Datant de 2005 (époque où il avait scénographié La Flûte enchantée au Théâtre de la Monnaie à Bruxelles), la mise en scène de William Kentridge est complexe, alliant vidéo, mise en scène classique, graphismes divers... Comme il l’indique lui-même dans le programme, cette mise en scène trouve son maillon central dans un appareil photographique, l’univers de la photographie étant également symbolisé par la chambre noire qui sépare le monde de la connaissance de celui de l’ignorance, le monde de la bonté de celui de la méchanceté. Autant dire que ces diverses idées ne manquent pas d’imagination ni de réussite. Celle, par exemple, d’utiliser des gravures visiblement issues de L’Encyclopédie ou, pour ne prendre que l’image du rhinocéros, de certains dessins de Dürer, est excellente; elle permet ainsi à la scène de bénéficier d’une profondeur de champ très appréciable, les personnages pouvant évoluer avec davantage d’aisance quand bien même les murs du théâtre ne pourraient être repoussés. On comprendra plus difficilement en revanche l’usage de certaines images filmées, notamment cette mise à mort d’un rhinocéros par des chasseurs coloniaux comme on a pu le voir dans les films tournés par Martin et Osa Johnson au début du XXe. Le fait de dessiner en direct sur le mur de scène (la corde du pendu ou la guillotine lors de certains airs de Papageno au second acte) est également un excellent ressort comique: mais c’est justement là que le bât blesse ou, du moins, que l’on s’interroge.
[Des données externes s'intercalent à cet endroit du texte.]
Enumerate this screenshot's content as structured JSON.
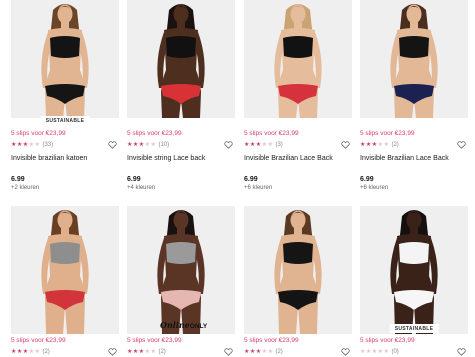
{
  "colors": {
    "promo": "#d93b6c",
    "star_on": "#c73d6c",
    "star_off": "#e8c1ce",
    "photo_bg": "#efefef"
  },
  "products": [
    {
      "promo": "5 slips voor €23,99",
      "stars": 3,
      "reviews": "(33)",
      "title": "Invisible brazilian katoen",
      "price": "6.99",
      "colors": "+2 kleuren",
      "badge": "SUSTAINABLE",
      "skin": "#e2b592",
      "hair": "#6b4528",
      "top": "#141414",
      "bottom": "#151515"
    },
    {
      "promo": "5 slips voor €23,99",
      "stars": 3,
      "reviews": "(10)",
      "title": "Invisible string Lace back",
      "price": "6.99",
      "colors": "+4 kleuren",
      "badge": "",
      "skin": "#4e2e1f",
      "hair": "#1b1210",
      "top": "#111111",
      "bottom": "#d93236"
    },
    {
      "promo": "5 slips voor €23,99",
      "stars": 3,
      "reviews": "(3)",
      "title": "Invisible Brazilian Lace Back",
      "price": "6.99",
      "colors": "+6 kleuren",
      "badge": "",
      "skin": "#e6bd9c",
      "hair": "#c9a371",
      "top": "#121212",
      "bottom": "#d6323d"
    },
    {
      "promo": "5 slips voor €23,99",
      "stars": 3,
      "reviews": "(2)",
      "title": "Invisible Brazilian Lace Back",
      "price": "6.99",
      "colors": "+6 kleuren",
      "badge": "",
      "skin": "#e3b897",
      "hair": "#4a2f1e",
      "top": "#141414",
      "bottom": "#1b2150"
    },
    {
      "promo": "5 slips voor €23,99",
      "stars": 3,
      "reviews": "(2)",
      "title": "",
      "price": "",
      "colors": "",
      "badge": "",
      "skin": "#e0b08c",
      "hair": "#6a3f24",
      "top": "#8e8e8e",
      "bottom": "#d1343a"
    },
    {
      "promo": "5 slips voor €23,99",
      "stars": 3,
      "reviews": "(2)",
      "title": "",
      "price": "",
      "colors": "",
      "badge": "",
      "logo": "Online ONLY",
      "skin": "#5a3526",
      "hair": "#1a1210",
      "top": "#9a9a9a",
      "bottom": "#e5b7b0"
    },
    {
      "promo": "5 slips voor €23,99",
      "stars": 3,
      "reviews": "(2)",
      "title": "",
      "price": "",
      "colors": "",
      "badge": "",
      "skin": "#e0b391",
      "hair": "#5b3a24",
      "top": "#151515",
      "bottom": "#141414"
    },
    {
      "promo": "5 slips voor €23,99",
      "stars": 0,
      "reviews": "(0)",
      "title": "",
      "price": "",
      "colors": "",
      "badge": "SUSTAINABLE",
      "skin": "#3a2218",
      "hair": "#141010",
      "top": "#f4f4f4",
      "bottom": "#f6f6f6"
    }
  ]
}
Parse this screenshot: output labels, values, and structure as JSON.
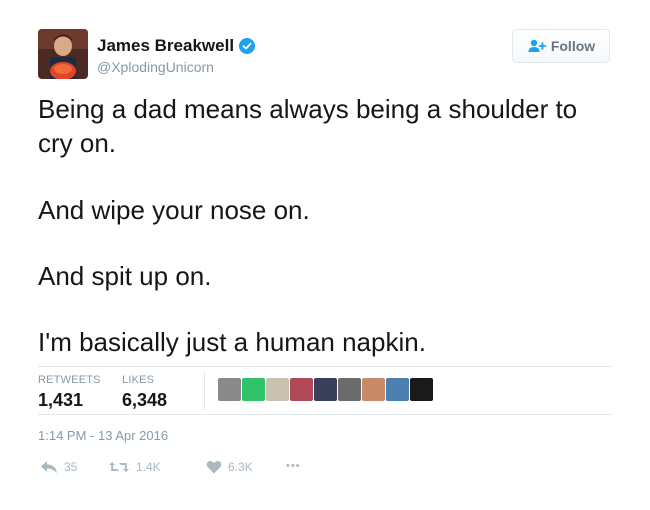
{
  "author": {
    "name": "James Breakwell",
    "handle": "@XplodingUnicorn",
    "verified": true
  },
  "follow_button": {
    "label": "Follow",
    "icon": "add-person-icon"
  },
  "tweet": {
    "lines": [
      "Being a dad means always being a shoulder to",
      "cry on.",
      "And wipe your nose on.",
      "And spit up on.",
      "I'm basically just a human napkin."
    ]
  },
  "stats": {
    "retweets_label": "RETWEETS",
    "retweets_value": "1,431",
    "likes_label": "LIKES",
    "likes_value": "6,348"
  },
  "likers": [
    {
      "name": "liker-avatar",
      "color": "#8a8a8a"
    },
    {
      "name": "liker-avatar",
      "color": "#2fc36a"
    },
    {
      "name": "liker-avatar",
      "color": "#c9c2b0"
    },
    {
      "name": "liker-avatar",
      "color": "#b04a5a"
    },
    {
      "name": "liker-avatar",
      "color": "#3a3f5a"
    },
    {
      "name": "liker-avatar",
      "color": "#6b6b6b"
    },
    {
      "name": "liker-avatar",
      "color": "#c98a6a"
    },
    {
      "name": "liker-avatar",
      "color": "#4a7fb0"
    },
    {
      "name": "liker-avatar",
      "color": "#1a1a1a"
    }
  ],
  "timestamp": "1:14 PM - 13 Apr 2016",
  "actions": {
    "reply_count": "35",
    "retweet_count": "1.4K",
    "like_count": "6.3K",
    "more": "•••"
  },
  "colors": {
    "verified_blue": "#1da1f2",
    "muted_text": "#8899a6",
    "icon_gray": "#aab8c2"
  }
}
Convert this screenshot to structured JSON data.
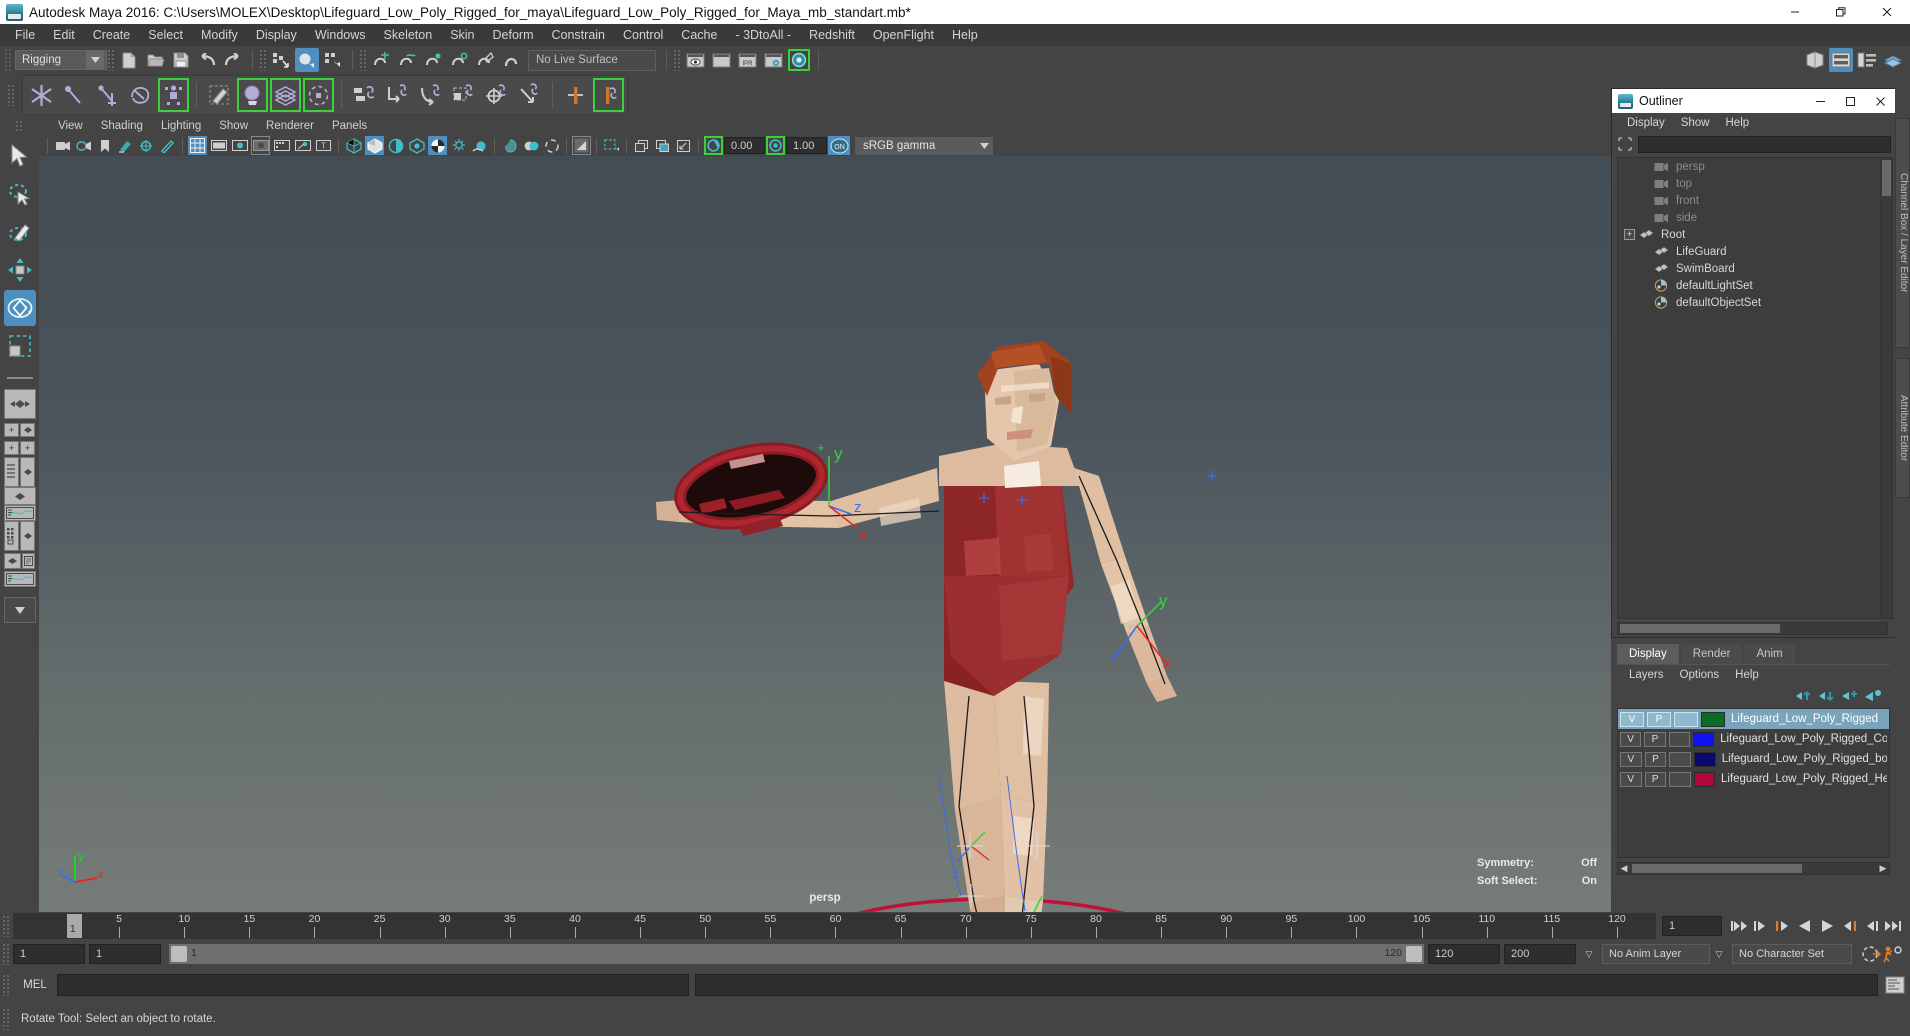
{
  "window": {
    "title": "Autodesk Maya 2016: C:\\Users\\MOLEX\\Desktop\\Lifeguard_Low_Poly_Rigged_for_maya\\Lifeguard_Low_Poly_Rigged_for_Maya_mb_standart.mb*",
    "minimize": "—",
    "maximize": "❐",
    "close": "✕"
  },
  "menubar": {
    "items": [
      {
        "label": "File"
      },
      {
        "label": "Edit"
      },
      {
        "label": "Create"
      },
      {
        "label": "Select"
      },
      {
        "label": "Modify"
      },
      {
        "label": "Display"
      },
      {
        "label": "Windows"
      },
      {
        "label": "Skeleton"
      },
      {
        "label": "Skin"
      },
      {
        "label": "Deform"
      },
      {
        "label": "Constrain"
      },
      {
        "label": "Control"
      },
      {
        "label": "Cache"
      },
      {
        "label": "- 3DtoAll -"
      },
      {
        "label": "Redshift"
      },
      {
        "label": "OpenFlight"
      },
      {
        "label": "Help"
      }
    ]
  },
  "statusline": {
    "menuset": "Rigging",
    "menuset_arrow": "▼",
    "live_surface": "No Live Surface",
    "icons": [
      "new-scene-icon",
      "open-scene-icon",
      "save-scene-icon",
      "undo-icon",
      "redo-icon",
      "select-by-hierarchy-icon",
      "select-by-object-icon",
      "select-by-component-icon",
      "snap-to-grid-icon",
      "snap-to-curve-icon",
      "snap-to-point-icon",
      "snap-to-projected-center-icon",
      "snap-to-view-plane-icon",
      "make-live-icon",
      "render-view-icon",
      "render-sequence-icon",
      "ipr-render-icon",
      "render-settings-icon",
      "hypershade-icon",
      "show-hide-editors-icon",
      "attribute-editor-icon",
      "tool-settings-icon",
      "channel-box-icon"
    ]
  },
  "shelf": {
    "icons": [
      "create-joint-icon",
      "create-ik-handle-icon",
      "create-ik-spline-handle-icon",
      "insert-joint-tool-icon",
      "quick-rig-icon",
      "paint-skin-weights-icon",
      "bind-skin-icon",
      "interactive-bind-icon",
      "smooth-bind-icon",
      "parent-constraint-icon",
      "point-constraint-icon",
      "orient-constraint-icon",
      "scale-constraint-icon",
      "aim-constraint-icon",
      "pole-vector-constraint-icon",
      "mirror-joint-icon",
      "mirror-skin-weights-icon"
    ]
  },
  "toolbox": {
    "tools": [
      {
        "name": "select-tool",
        "active": false
      },
      {
        "name": "lasso-select-tool",
        "active": false
      },
      {
        "name": "paint-select-tool",
        "active": false
      },
      {
        "name": "move-tool",
        "active": false
      },
      {
        "name": "rotate-tool",
        "active": true
      },
      {
        "name": "scale-tool",
        "active": false
      }
    ],
    "layouts": [
      "single-perspective-layout",
      "four-view-layout",
      "outliner-persp-layout",
      "persp-graph-layout",
      "hypershade-persp-layout",
      "persp-graph-outliner-layout",
      "layout-menu"
    ]
  },
  "viewport": {
    "menus": [
      {
        "label": "View"
      },
      {
        "label": "Shading"
      },
      {
        "label": "Lighting"
      },
      {
        "label": "Show"
      },
      {
        "label": "Renderer"
      },
      {
        "label": "Panels"
      }
    ],
    "exposure_value": "0.00",
    "gamma_value": "1.00",
    "color_management": "sRGB gamma",
    "color_management_arrow": "▼",
    "camera_label": "persp",
    "hud": [
      {
        "label": "Symmetry:",
        "value": "Off"
      },
      {
        "label": "Soft Select:",
        "value": "On"
      }
    ],
    "axis": {
      "x": "x",
      "y": "y",
      "z": "z"
    },
    "manipulator_labels": {
      "x": "x",
      "y": "y",
      "z": "z"
    },
    "icons": [
      "select-camera-icon",
      "camera-attributes-icon",
      "bookmark-icon",
      "image-plane-icon",
      "two-d-pan-zoom-icon",
      "grease-pencil-icon",
      "grid-icon",
      "film-gate-icon",
      "resolution-gate-icon",
      "gate-mask-icon",
      "xray-icon",
      "xray-joints-icon",
      "texture-icon",
      "wireframe-icon",
      "smooth-shade-icon",
      "shaded-wireframe-icon",
      "hardware-texturing-icon",
      "use-all-lights-icon",
      "shadows-icon",
      "screen-space-ao-icon",
      "motion-blur-icon",
      "multisample-icon",
      "isolate-select-icon",
      "xray-mode-icon",
      "xray-active-icon",
      "exposure-icon",
      "gamma-icon",
      "color-management-toggle-icon"
    ]
  },
  "outliner": {
    "title": "Outliner",
    "title_icon": "maya-logo-icon",
    "minimize": "—",
    "maximize": "❐",
    "close": "✕",
    "menus": [
      {
        "label": "Display"
      },
      {
        "label": "Show"
      },
      {
        "label": "Help"
      }
    ],
    "search_placeholder": "",
    "search_value": "",
    "search_icon": "filter-icon",
    "items": [
      {
        "label": "persp",
        "icon": "camera-icon",
        "dim": true,
        "expandable": false,
        "indent": 1
      },
      {
        "label": "top",
        "icon": "camera-icon",
        "dim": true,
        "expandable": false,
        "indent": 1
      },
      {
        "label": "front",
        "icon": "camera-icon",
        "dim": true,
        "expandable": false,
        "indent": 1
      },
      {
        "label": "side",
        "icon": "camera-icon",
        "dim": true,
        "expandable": false,
        "indent": 1
      },
      {
        "label": "Root",
        "icon": "transform-icon",
        "dim": false,
        "expandable": true,
        "indent": 0
      },
      {
        "label": "LifeGuard",
        "icon": "transform-icon",
        "dim": false,
        "expandable": false,
        "indent": 1
      },
      {
        "label": "SwimBoard",
        "icon": "transform-icon",
        "dim": false,
        "expandable": false,
        "indent": 1
      },
      {
        "label": "defaultLightSet",
        "icon": "set-icon",
        "dim": false,
        "expandable": false,
        "indent": 1
      },
      {
        "label": "defaultObjectSet",
        "icon": "set-icon",
        "dim": false,
        "expandable": false,
        "indent": 1
      }
    ],
    "expand_glyph": "+"
  },
  "layer_editor": {
    "tabs": [
      {
        "label": "Display",
        "active": true
      },
      {
        "label": "Render",
        "active": false
      },
      {
        "label": "Anim",
        "active": false
      }
    ],
    "menus": [
      {
        "label": "Layers"
      },
      {
        "label": "Options"
      },
      {
        "label": "Help"
      }
    ],
    "toolbar_icons": [
      "move-layer-up-icon",
      "move-layer-down-icon",
      "new-layer-icon",
      "new-layer-from-selected-icon"
    ],
    "columns": [
      "V",
      "P",
      ""
    ],
    "layers": [
      {
        "v": "V",
        "p": "P",
        "third": "",
        "color": "#0a6b22",
        "name": "Lifeguard_Low_Poly_Rigged",
        "selected": true
      },
      {
        "v": "V",
        "p": "P",
        "third": "",
        "color": "#1111ee",
        "name": "Lifeguard_Low_Poly_Rigged_Control",
        "selected": false
      },
      {
        "v": "V",
        "p": "P",
        "third": "",
        "color": "#0a0a6e",
        "name": "Lifeguard_Low_Poly_Rigged_bones",
        "selected": false
      },
      {
        "v": "V",
        "p": "P",
        "third": "",
        "color": "#b0063a",
        "name": "Lifeguard_Low_Poly_Rigged_Helper",
        "selected": false
      }
    ]
  },
  "right_tabs": [
    {
      "label": "Channel Box / Layer Editor"
    },
    {
      "label": "Attribute Editor"
    }
  ],
  "time_slider": {
    "ticks": [
      5,
      10,
      15,
      20,
      25,
      30,
      35,
      40,
      45,
      50,
      55,
      60,
      65,
      70,
      75,
      80,
      85,
      90,
      95,
      100,
      105,
      110,
      115,
      120
    ],
    "start": 1,
    "end": 120,
    "current_frame_marker": "1",
    "current_frame_field": "1",
    "playback_icons": [
      "go-to-start-icon",
      "step-back-frame-icon",
      "step-back-key-icon",
      "play-backwards-icon",
      "play-forwards-icon",
      "step-forward-key-icon",
      "step-forward-frame-icon",
      "go-to-end-icon"
    ]
  },
  "range_slider": {
    "anim_start": "1",
    "range_start": "1",
    "bar_start_label": "1",
    "bar_end_label": "120",
    "range_end": "120",
    "anim_end": "200",
    "anim_layer": "No Anim Layer",
    "character_set": "No Character Set",
    "dropdown_arrow": "▽",
    "icons": [
      "auto-key-icon",
      "animation-preferences-icon"
    ]
  },
  "command_line": {
    "language_label": "MEL",
    "input_value": "",
    "output_value": "",
    "script-editor-icon": "script-editor-icon"
  },
  "help_line": {
    "message": "Rotate Tool: Select an object to rotate."
  }
}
Le comique, le burlesque ont-ils véritablement leur place dans La Flûte enchantée? Car, si comique il y a (et le public rit de bon cœur à certains gags ou mimiques), point de merveilleux en revanche. Certains tableaux sont visuellement très bien faits (le paysage dans lequel apparaît la Reine de la nuit ou le décor de temple égyptien au premier acte), alliant un subtil camaïeu de noirs, gris et blancs, mais la magie que l’on était en droit d’attendre ne sera jamais vraiment au rendez-vous en dépit, encore une fois, de la recherche tant sur les lumières que sur l’usage de la vidéo.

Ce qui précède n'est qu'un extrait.